Chris is a first-generation Latino-American as well as gay. “I provide transparency, and I know how to advocate for others,” he said.
Chris would like Webcor Q&A to also advocate for LGBTQ businesses’ economic visibility in San Francisco construction, much like how minority-owned and women-owned businesses have access to contracts here in the city.
Working with a Supportive Partner in SFPUC
The work that Chris and his colleagues are doing in the Bayview complements the work being done by the SFPUC and the City as a whole.
The SFPUC supports affinity groups, including one similar to Webcor’s, that bring together employees with similar backgrounds or interests.
SFPUC’s LGBTQ+ affinity group helps build a sense of community, educates employees, and provides a space for advocacy. It is designed for employees who identify as members and allies of the LGBTQ+ community. All SFPUC employees from across the agency and its different worksite locations are welcome.
Helping Everyone on the Job
For Lizzy Trueblood, an MWH project engineer on BDFP, joining the Webcor Q&A group helped ease some of the concerns that often come with entering construction as someone who doesn’t fit the typical employee demographic.
“Creating a community space is important to me,” said Lizzy. “In college, I created aclub for LGBTQ+ students in STEM because there was a need for it.” She added that for her, it was wonderful to enter the professional environment and realize that Bardales had already built that kind of space.
Lizzy added that the group can remove LGBTQ+ employees’ barriers to success on-site by improving colleagues’ awareness of LGBTQ+ concerns on the job. “I think that in any workplace, ERGs are important,” she said. “We start every meeting by just giving updates on what we’re up to at work or in our lives. We relate on common interests and struggles.”
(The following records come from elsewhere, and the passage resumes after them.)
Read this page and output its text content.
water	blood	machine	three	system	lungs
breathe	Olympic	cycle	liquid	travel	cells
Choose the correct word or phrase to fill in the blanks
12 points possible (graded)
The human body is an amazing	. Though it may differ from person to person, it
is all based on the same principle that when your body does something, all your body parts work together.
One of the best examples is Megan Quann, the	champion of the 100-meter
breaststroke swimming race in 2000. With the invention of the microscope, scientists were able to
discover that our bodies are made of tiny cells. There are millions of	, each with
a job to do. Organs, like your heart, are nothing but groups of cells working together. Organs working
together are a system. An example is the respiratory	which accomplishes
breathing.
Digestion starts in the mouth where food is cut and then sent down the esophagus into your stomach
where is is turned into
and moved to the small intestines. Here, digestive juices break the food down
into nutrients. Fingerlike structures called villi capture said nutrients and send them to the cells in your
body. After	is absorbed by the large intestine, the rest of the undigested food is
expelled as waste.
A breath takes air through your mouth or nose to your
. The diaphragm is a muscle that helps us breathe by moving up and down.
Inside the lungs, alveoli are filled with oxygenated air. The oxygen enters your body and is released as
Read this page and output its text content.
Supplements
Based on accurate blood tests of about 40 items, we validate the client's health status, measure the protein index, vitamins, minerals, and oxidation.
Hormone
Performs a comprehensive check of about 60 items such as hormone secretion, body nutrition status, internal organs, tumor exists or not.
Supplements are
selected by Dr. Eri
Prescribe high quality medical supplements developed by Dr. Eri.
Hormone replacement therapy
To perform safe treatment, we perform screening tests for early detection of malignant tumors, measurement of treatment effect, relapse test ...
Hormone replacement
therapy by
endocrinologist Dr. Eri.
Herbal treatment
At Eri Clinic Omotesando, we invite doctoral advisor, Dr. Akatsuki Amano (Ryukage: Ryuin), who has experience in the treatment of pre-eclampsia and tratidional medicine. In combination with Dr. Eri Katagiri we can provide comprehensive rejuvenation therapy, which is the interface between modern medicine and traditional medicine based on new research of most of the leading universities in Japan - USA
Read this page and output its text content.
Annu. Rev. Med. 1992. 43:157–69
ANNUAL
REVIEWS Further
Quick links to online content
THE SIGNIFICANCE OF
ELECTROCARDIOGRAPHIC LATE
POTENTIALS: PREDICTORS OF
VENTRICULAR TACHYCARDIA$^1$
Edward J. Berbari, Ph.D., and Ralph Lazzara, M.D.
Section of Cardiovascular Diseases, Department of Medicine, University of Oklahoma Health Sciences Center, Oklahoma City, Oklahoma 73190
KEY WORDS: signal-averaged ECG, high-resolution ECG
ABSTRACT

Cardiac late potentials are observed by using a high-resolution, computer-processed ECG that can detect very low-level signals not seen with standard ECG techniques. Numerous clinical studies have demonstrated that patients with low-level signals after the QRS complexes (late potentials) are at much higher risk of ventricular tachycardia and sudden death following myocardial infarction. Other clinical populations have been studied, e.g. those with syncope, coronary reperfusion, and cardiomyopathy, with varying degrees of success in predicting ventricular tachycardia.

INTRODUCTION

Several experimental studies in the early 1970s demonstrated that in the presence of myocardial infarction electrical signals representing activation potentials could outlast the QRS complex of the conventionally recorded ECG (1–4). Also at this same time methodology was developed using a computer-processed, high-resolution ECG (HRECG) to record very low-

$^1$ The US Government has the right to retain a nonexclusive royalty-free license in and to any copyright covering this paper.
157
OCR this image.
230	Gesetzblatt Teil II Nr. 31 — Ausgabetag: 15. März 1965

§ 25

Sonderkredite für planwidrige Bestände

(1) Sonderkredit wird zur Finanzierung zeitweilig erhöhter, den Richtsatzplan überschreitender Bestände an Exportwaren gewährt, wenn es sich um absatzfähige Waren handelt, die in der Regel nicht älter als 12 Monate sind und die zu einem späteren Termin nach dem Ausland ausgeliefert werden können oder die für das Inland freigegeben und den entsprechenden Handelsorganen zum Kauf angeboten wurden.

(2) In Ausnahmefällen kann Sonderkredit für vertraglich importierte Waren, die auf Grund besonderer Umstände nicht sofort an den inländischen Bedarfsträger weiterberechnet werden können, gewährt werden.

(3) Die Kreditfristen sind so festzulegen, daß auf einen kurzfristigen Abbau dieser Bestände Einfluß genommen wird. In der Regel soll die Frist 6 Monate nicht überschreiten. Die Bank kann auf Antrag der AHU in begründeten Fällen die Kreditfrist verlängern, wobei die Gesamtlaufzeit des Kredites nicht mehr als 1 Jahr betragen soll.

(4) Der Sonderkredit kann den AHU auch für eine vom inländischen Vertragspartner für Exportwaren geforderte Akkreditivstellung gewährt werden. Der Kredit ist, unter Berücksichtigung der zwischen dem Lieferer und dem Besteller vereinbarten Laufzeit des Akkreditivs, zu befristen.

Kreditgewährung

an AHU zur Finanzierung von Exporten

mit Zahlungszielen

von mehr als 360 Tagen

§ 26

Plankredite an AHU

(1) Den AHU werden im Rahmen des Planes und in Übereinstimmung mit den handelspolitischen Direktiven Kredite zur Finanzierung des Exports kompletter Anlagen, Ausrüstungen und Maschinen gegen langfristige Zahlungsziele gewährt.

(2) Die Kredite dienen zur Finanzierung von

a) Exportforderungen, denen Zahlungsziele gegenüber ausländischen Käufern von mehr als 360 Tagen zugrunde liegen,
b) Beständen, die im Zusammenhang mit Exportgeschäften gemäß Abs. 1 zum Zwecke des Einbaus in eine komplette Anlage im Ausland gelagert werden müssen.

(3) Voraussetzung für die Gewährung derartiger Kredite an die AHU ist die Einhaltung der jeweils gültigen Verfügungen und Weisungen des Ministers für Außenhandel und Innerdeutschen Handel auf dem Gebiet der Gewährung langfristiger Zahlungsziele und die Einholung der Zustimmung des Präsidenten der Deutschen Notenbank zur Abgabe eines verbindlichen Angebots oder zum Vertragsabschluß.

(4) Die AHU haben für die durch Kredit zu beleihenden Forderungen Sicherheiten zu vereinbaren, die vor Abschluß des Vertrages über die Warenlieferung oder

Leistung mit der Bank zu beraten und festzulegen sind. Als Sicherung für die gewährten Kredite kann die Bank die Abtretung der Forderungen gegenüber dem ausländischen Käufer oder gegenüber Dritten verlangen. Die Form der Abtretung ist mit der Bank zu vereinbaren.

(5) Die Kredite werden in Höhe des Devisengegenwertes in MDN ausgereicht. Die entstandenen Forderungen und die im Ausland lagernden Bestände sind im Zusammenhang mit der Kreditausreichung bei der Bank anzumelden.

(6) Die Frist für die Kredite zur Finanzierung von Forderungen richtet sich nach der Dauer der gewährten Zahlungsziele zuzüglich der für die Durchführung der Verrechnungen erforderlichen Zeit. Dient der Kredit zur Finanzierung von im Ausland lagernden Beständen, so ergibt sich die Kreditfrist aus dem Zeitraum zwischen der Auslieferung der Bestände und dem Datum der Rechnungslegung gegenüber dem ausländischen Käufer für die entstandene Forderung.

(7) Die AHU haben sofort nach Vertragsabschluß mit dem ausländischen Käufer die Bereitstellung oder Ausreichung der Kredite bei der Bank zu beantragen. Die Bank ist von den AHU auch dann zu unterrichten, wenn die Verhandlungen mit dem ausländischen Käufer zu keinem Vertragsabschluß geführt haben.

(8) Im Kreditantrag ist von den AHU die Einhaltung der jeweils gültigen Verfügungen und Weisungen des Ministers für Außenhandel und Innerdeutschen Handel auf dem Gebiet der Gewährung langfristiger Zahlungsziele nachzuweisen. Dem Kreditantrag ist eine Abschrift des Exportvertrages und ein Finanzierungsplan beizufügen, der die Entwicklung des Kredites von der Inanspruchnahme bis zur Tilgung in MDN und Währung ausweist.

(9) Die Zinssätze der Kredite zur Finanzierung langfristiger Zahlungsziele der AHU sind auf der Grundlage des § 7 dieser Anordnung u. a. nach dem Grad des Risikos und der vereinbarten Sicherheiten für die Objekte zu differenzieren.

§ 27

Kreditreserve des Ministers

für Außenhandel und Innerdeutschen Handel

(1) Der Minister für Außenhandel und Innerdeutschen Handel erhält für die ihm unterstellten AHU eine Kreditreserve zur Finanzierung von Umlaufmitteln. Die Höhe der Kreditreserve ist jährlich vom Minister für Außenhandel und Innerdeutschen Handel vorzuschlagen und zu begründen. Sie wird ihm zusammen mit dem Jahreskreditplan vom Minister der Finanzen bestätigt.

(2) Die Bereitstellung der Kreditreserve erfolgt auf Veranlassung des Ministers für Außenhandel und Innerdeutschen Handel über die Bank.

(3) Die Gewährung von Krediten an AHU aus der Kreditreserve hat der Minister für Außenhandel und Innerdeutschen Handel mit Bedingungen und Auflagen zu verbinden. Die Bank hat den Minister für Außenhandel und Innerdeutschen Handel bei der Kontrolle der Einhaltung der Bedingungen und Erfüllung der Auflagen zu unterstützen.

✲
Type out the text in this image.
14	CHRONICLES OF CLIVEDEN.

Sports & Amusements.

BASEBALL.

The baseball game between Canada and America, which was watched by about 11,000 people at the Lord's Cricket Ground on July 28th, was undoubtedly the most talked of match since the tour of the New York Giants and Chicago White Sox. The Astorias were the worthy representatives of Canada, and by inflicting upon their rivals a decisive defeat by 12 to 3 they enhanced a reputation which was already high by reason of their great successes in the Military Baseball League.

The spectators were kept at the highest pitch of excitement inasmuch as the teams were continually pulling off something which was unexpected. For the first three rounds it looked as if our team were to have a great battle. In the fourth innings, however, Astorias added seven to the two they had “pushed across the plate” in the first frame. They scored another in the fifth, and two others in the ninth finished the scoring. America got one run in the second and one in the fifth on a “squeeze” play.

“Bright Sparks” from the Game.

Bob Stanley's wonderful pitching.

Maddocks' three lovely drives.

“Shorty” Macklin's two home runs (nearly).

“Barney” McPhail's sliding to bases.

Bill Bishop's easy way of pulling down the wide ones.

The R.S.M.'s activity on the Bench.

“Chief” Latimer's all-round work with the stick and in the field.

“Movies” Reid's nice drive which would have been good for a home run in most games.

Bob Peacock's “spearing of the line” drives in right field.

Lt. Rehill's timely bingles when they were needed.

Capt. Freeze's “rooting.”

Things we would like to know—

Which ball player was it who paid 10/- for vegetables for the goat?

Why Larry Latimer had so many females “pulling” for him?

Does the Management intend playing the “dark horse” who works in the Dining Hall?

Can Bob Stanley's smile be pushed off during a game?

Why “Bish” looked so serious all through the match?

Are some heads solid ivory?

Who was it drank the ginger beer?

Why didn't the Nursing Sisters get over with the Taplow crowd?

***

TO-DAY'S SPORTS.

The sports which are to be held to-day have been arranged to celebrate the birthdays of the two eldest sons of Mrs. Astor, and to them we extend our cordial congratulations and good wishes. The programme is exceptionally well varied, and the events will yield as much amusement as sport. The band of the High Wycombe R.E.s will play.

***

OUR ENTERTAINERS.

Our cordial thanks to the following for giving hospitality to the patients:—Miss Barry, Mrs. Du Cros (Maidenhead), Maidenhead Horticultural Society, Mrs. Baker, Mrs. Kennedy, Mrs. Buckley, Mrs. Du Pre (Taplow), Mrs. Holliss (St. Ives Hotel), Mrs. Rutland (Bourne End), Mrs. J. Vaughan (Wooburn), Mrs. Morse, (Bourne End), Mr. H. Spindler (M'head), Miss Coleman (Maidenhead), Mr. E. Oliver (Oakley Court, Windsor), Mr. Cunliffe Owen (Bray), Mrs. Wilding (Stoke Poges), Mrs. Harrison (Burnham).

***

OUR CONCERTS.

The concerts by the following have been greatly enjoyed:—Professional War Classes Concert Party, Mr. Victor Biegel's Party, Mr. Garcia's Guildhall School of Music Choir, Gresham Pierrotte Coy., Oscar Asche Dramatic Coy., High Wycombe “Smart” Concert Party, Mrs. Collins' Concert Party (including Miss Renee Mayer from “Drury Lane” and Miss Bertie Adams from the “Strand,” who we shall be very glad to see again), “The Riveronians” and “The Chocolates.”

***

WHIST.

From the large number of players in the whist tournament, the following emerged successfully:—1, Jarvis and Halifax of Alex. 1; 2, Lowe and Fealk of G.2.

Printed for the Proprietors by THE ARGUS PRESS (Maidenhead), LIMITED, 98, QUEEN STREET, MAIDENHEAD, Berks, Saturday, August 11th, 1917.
Lilli Fang, member of Webcor Q&A and Webcor superintendent on the BDFP, said she agrees with Lizzy that joining the group helps her on the job in many ways.
“Joining Q&A was an easy decision,” said Lili. “We know that the landscape of queers in construction is changing, but the change is slow. This group is key to moving along that change .”
Including allies in the process is equally important to her. “Many of our fellow construction professionals are eager to learn how to be better allies to the LGBTQ+community.”
For Pride Month, Webcor Q&A has hosted educational lunch & learn conversations with peers and participated in state-level conferences centered on LGBTQ+representation in the construction industry.